This is growth. It’s what you wanted, right?
Now that you’re here, it looks different.
It’s not so pretty sitting in the messy middle of it.
You’re being stretched beyond the edges of your usual capacity. Pulled past the brink of who you thought you were.
New boundaries are formed. A deeper sense of self. Confidence crystallizes.
And it hurts so much to go against everything you’ve ever known, the well-worn grooves of patterns that were once so comfortable.
Choosing love even feels painful. Healthy relationships feel so foreign at times, like being lost at sea. Self-care can feel f*cking overwhelming.
It’s a new sort of discomfort. You know you’re making good choices. You feel that in your bones. Your intuition beckons you forward.
So you keep going.
It’s all uncharted territory, uncovered one shaky, curious step at a time. It’s dark and you don’t have a map. That’s why it’s so disorienting; these novel neural pathways are distant galaxies, never visited before.
It feels like the edge of the earth, like you could fall off into the darkness of the mystery—into oblivion.
But there is life beyond the edges—nothing ends there.
It is a beginning scented with hope and tears.
And in some moments, you are so tired and it is so hard that you just collapse from the sheer weight of it all.
So you breathe and rest. You remind yourself why you chose growth. You feel the fire that brought you to your knees in the first place.
Because every goddamn fiber of your being told you to. Because your thirst to be wilder and more whole—well, it predates time.
You’re saying goodbye to unnecessary struggle. To relationships that don’t nourish you. To ways of being that leave you empty and worn.
It’s hard work. You’re gonna have to dig in. But it’s rewarding. It’s beautiful, the messy masterpiece of a lifetime.
The future flickers into view for mere moments, in a warm silver fog, then it disappears. You can’t capture it yet. And that’s okay.
It’s a mosaic you’re assembling and there’s a thousand things to feel along the way.
But I see you. I see you emerging. Through momentary sparkles and seemingly endless dark nights and the things you’re saying aloud you thought you’d never have the courage to say.
I wish I could say the fear goes away, but I don’t think it does.
Be okay with being raw for a while. Accept the turbulent feelings—the mixtures of grief and pain and relief and joy that will accompany you on the way.
Just because you feel lost doesn’t mean you actually are.
You are finding.
Finding something deeper. Finding you.
Your voice. The depth of your desires. The juicy truth of what you want out of life and relationships. Your sense of humor. Your weirdness and wildness. What feels okay to you—and what doesn’t.

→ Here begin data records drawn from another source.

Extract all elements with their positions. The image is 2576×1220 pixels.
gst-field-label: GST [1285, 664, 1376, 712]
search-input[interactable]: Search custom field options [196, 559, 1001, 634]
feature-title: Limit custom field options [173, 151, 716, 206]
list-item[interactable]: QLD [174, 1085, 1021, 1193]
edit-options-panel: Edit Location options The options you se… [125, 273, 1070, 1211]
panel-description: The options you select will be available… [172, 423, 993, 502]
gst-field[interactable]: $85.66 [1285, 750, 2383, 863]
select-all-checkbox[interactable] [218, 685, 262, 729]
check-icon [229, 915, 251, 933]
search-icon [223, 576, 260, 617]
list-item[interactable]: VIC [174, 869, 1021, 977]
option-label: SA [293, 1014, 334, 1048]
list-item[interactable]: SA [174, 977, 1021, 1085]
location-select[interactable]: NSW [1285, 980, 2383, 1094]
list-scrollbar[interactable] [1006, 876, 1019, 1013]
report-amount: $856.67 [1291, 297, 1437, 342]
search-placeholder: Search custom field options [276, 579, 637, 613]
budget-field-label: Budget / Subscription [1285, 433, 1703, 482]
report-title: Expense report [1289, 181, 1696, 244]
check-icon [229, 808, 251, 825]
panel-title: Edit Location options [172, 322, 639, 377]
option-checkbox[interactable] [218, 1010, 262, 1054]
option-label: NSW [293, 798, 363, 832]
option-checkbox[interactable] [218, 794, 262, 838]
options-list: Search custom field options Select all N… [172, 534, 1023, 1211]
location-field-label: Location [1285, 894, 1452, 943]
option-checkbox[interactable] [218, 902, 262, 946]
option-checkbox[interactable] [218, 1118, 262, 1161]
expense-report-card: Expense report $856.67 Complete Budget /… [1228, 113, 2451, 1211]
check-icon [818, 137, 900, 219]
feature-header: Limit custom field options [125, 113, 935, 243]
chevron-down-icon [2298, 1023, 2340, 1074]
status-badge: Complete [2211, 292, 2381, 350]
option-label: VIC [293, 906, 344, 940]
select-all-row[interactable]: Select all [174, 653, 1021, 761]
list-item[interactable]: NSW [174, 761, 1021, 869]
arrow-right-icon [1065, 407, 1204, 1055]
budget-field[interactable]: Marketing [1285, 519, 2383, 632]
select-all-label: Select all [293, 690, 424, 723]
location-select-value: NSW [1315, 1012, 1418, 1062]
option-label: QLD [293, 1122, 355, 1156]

Clarity is coming. It’s braided into the chaos, woven into the waves of despair.
You are unfreezing from years of hiding. It takes time. It takes love. It takes so much encouragement and mud and celebrating every tiny bloom along the way.
Above all else, I hope you are gentle with yourself.
Be patient. It’s gonna feel ugly at first. Let it all settle. You can’t force it. You can’t rush it.
Seek quiet. Silence everyone else’s voice but your own.
Watch in awe as beauty rushes in. Fresh depths of feeling. A stronger sense of self, a reawakened vulnerability. A new appreciation for what it means to be you. To be human. To be alive.
There is so much you are sifting through.
Above all else, I hope you are gentle with yourself.